Technologies / Techniques Used

  • Python for analysis, modeling, and statistical computing (core language in our stack)
  • SQL for large-scale feature engineering on financial datasets
  • Google Cloud Platform + BigQuery for analytics infrastructure
  • Statistical modeling & experimental design for credit risk evaluation
  • Machine learning frameworks for classification and risk modeling
  • MLflow for deployment and monitoring in production
  • Docker & Kubernetes for orchestration with engineering teams

What You'll Need

  • Curiosity, initiative, and a bias toward experimenting and learning fast
  • Strong experimental design expertise (A/B testing, causal inference, measurement frameworks)
  • Statistical rigor: power analysis, bias detection, multiple testing corrections
  • Python proficiency for analysis, modeling, and statistical computation
  • Measurement science skills—designing metrics and building robust evaluation frameworks
  • Experience with machine learning for classification and risk modeling
  • SQL skills for feature engineering and large dataset analysis
  • Strong communication skills in English & Portuguese, with ability to explain technical results to non-technical audiences

Nice to Have

  • Experience with Google Cloud Platform and BigQuery
  • Hands-on work in credit model experimentation and measurement in production fintech/digital lending environments
  • MLOps experience—deployment, monitoring, and experimentation at scale
  • Background or experience in applied statistics or measurement science in business contexts (economics, operations research, etc.)

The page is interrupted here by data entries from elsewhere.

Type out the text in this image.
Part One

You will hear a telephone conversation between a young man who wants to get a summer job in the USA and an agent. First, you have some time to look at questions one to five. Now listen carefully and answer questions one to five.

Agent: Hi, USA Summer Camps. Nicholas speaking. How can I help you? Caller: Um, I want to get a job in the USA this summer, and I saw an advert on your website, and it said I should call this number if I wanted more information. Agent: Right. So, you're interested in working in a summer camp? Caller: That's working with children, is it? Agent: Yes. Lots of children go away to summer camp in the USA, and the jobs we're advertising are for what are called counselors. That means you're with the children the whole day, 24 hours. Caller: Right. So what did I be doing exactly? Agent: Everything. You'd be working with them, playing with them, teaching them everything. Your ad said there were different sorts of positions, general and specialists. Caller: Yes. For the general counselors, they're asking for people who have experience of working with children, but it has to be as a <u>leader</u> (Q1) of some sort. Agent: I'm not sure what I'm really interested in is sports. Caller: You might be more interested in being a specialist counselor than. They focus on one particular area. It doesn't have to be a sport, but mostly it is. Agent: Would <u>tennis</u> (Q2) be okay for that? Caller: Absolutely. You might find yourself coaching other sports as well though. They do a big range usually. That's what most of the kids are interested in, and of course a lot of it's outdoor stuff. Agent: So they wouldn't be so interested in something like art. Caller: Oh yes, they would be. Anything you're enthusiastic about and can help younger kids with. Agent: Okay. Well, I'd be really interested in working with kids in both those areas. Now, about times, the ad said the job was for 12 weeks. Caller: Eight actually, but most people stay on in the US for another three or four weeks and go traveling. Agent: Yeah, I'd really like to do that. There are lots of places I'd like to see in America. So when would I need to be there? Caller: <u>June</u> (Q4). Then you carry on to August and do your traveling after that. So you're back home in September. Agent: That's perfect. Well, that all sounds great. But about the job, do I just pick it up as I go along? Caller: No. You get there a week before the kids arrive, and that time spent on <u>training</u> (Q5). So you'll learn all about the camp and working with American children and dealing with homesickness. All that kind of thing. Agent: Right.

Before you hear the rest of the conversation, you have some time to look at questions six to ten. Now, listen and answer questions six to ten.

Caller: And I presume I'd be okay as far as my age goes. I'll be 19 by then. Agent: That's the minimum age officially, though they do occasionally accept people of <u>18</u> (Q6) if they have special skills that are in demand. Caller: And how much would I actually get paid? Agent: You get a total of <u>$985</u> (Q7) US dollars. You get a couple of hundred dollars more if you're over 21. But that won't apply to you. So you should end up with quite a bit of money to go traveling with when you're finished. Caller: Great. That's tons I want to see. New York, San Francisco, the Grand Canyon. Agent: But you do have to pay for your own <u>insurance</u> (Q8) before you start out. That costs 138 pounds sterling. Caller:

Recruitment Process Outline

  • Online Assessment – evaluating theory and logical reasoning
  • Technical Case Study – working with real-world financial data & experiments
  • Technical Interview – discussion & case presentation
  • Cultural Interview – alignment with CloudWalk values
  • If you are not willing to take an online quiz and work on a test case, do not apply.
Diversity and inclusion:
We believe in social inclusion, respect, and appreciation of all people. We promote a welcoming work environment, where each CloudWalker can be authentic, regardless of gender, ethnicity, race, religion, sexuality, mobility, disability, or education.